サンフランシスコの蘭

知人のKさんのお父様が母の霊前に手向けてください、と庭の黄色い美しい花を切り束ねて差し出した。

お父様はかなりのご高齢のはずなのだが、そうは見えず矍鑠とされていてゴルフに出かけたり飲み会に行ったり、何よりも広大な素晴らしい庭の無数の草花を奥様といっしょに日々手入されている。お宅にお邪魔してリビングから庭を眺めるといつも四季の草花が美しく、赤い花が終わると、白い花が、白い花が終わると黄色い花が、と四季をキャンパスのように描くその庭づくりにはいつも小さな感動を覚え、このお宅にお邪魔するようになっていくつも知らなかった花の名前を覚えた。
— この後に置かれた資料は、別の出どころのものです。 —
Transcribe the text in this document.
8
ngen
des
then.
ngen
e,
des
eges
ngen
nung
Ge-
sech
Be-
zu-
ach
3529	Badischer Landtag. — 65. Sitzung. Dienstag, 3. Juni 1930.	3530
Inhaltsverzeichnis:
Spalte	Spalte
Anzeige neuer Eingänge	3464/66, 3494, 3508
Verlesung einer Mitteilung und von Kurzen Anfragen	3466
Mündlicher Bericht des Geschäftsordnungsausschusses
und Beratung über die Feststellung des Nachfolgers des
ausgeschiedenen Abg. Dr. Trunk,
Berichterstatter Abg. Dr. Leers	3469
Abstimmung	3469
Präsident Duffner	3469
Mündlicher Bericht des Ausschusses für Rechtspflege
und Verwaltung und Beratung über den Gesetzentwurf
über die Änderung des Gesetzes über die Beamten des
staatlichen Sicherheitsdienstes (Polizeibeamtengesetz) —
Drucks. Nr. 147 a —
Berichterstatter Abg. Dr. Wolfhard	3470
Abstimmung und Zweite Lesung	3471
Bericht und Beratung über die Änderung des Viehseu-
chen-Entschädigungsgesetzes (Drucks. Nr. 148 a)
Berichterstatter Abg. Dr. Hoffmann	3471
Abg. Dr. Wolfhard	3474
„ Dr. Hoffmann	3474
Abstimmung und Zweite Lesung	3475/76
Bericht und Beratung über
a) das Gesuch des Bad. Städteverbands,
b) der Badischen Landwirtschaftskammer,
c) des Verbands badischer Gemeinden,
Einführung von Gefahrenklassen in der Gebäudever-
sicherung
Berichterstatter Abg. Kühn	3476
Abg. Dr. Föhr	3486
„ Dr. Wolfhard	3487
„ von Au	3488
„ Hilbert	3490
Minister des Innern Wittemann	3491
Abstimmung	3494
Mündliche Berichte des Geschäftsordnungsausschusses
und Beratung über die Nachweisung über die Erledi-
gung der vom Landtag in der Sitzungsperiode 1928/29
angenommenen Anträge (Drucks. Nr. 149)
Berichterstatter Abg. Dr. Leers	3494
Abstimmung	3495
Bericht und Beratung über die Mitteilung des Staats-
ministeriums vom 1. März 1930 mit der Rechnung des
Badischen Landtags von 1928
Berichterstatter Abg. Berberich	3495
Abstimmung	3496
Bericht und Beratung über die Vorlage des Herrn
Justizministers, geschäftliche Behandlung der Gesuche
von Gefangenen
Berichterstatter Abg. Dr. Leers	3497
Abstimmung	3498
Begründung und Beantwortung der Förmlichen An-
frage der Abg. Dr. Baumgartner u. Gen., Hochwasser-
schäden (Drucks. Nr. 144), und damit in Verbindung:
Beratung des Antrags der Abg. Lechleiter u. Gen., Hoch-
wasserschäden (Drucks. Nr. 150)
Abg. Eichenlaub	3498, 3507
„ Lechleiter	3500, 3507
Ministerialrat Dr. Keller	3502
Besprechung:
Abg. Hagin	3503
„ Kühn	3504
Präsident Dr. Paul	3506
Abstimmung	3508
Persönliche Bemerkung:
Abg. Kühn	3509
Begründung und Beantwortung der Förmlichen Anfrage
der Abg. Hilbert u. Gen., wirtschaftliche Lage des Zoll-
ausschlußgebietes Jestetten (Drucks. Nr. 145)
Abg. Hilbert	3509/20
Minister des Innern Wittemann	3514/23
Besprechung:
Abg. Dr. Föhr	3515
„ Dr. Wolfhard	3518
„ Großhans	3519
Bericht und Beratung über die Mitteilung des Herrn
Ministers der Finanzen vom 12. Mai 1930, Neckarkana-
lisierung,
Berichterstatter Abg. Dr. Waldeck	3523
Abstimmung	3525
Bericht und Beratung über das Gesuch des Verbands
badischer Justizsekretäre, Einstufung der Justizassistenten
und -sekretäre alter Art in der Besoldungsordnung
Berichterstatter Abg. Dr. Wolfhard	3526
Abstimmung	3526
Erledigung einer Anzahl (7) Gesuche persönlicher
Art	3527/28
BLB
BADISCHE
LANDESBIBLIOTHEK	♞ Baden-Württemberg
「この黄色い花は、カリフォルニア・シンビジュームといって蘭の一種なのですが、実は40年前に私がサンフランシスコの空港で試験管の中に入っていた小さな芽がお土産に売られていて、それを何げなく買ってきたものです。軒先に最初の20年はまったく成長せずにほったらかしにしておいたのですが、ある日突然眠りから覚めたように成長しはじめ、それからまた20年、こつこつ手入れをし続け、やがて鉢が割れるほど大きく育って美しい花をつけ、株分けをするほどになったのです。小指ほどの芽が今こんなになるとは、とお父様は玄関先にたくさん並ぶ黄色い花の鉢を見つめて笑った。

 

約40年前、大学生の私もサンフランシスコの空港に降り立った。

パン・アメリカン航空という、当時アメリカ合衆国のフラッグシップを誇る航空会社のジャンボジェットに乗った初めての海外旅行だった。

イーグルスの「ホテル・カリフォリニア」がまだリアルタイムにヒットチャートをにぎわしていた時代、学生時代の夏休み友人たちとアメリカをひと夏、旅行した。

 まずツアーの参加者はサンフランシスコに飛んだ。そして全米の長距離バス路線グレイハウンドの一ヶ月有効のフリーパスを支給され、30日後にロスアンゼルスの指定されたホテルに集合せよ、その間はすべて自分の経費で好きなところで好きなことをしてホテルでも野宿でもして放浪しろという、今考えるとなんとも乱暴で安易な企画の学生ツアーだった。

 到着した日から2泊はサンフランシスコ市内の安ホテルが用意され、オリエンテーションや出発式のようなものがあった。我々はその後、最初の一週間をサンフランシスコ郊外のバークレーにある大学、UCバークレーのドミトリーに宿泊した。大学が夏休みになる時期は、世界から旅行で訪れる学生たちに一泊8ドルの安さでドミトリーを開放するという制度が当時あったのだ。

 この大学のキャンパスは、’67年の映画「卒業」で学生役だったキャンディス・バーゲンが、恋人のダスティ・ホフマンに母と自分に二股をかけられ、学校に戻って傷心を抱いて歩く場面に使われた。サイモン&ガーファンクルの「スカボロフェア」の歌にのせた俯瞰映像のその広いキャンパスで、我々はつかのまの留学生気分を味わった。

その後はソルトレイクシティデンバーエル・パソへと周った。グレイハウンドのパスでメキシコにも周遊できることを知り、みんなと別れ独りでメキシコに入りチワワという、チワワ犬の原産地でもある町から銅の谷という深い渓谷を列車で越えて北上し、ティファナからサンディエゴに上りロスに戻り、そしてみんなと合流し、カリフォリニアのカーメルという美しい海辺の町のコテージで夏の終わりを思い思いに過ごした。

 ひょっとしたら私はその時にこの蘭の試験管を持ったKさんのお父さんとサンフランシスコの空港ですれ違っていたかもしれない、そんな妄想がふと浮かんだ。

学生時代の私の初の長い旅を心配しながら送り出してくれた母。帰ってきた時、旅の話をうれしそうに聞いてくれた母の顔。

そんな母はいつも私の味方だったし、私の一番の理解者だったかもしれない。

40年間、私は母に何をしてあげられたのだろうか?

黄色い蘭を祭壇に飾りながら、そんなことを考えた。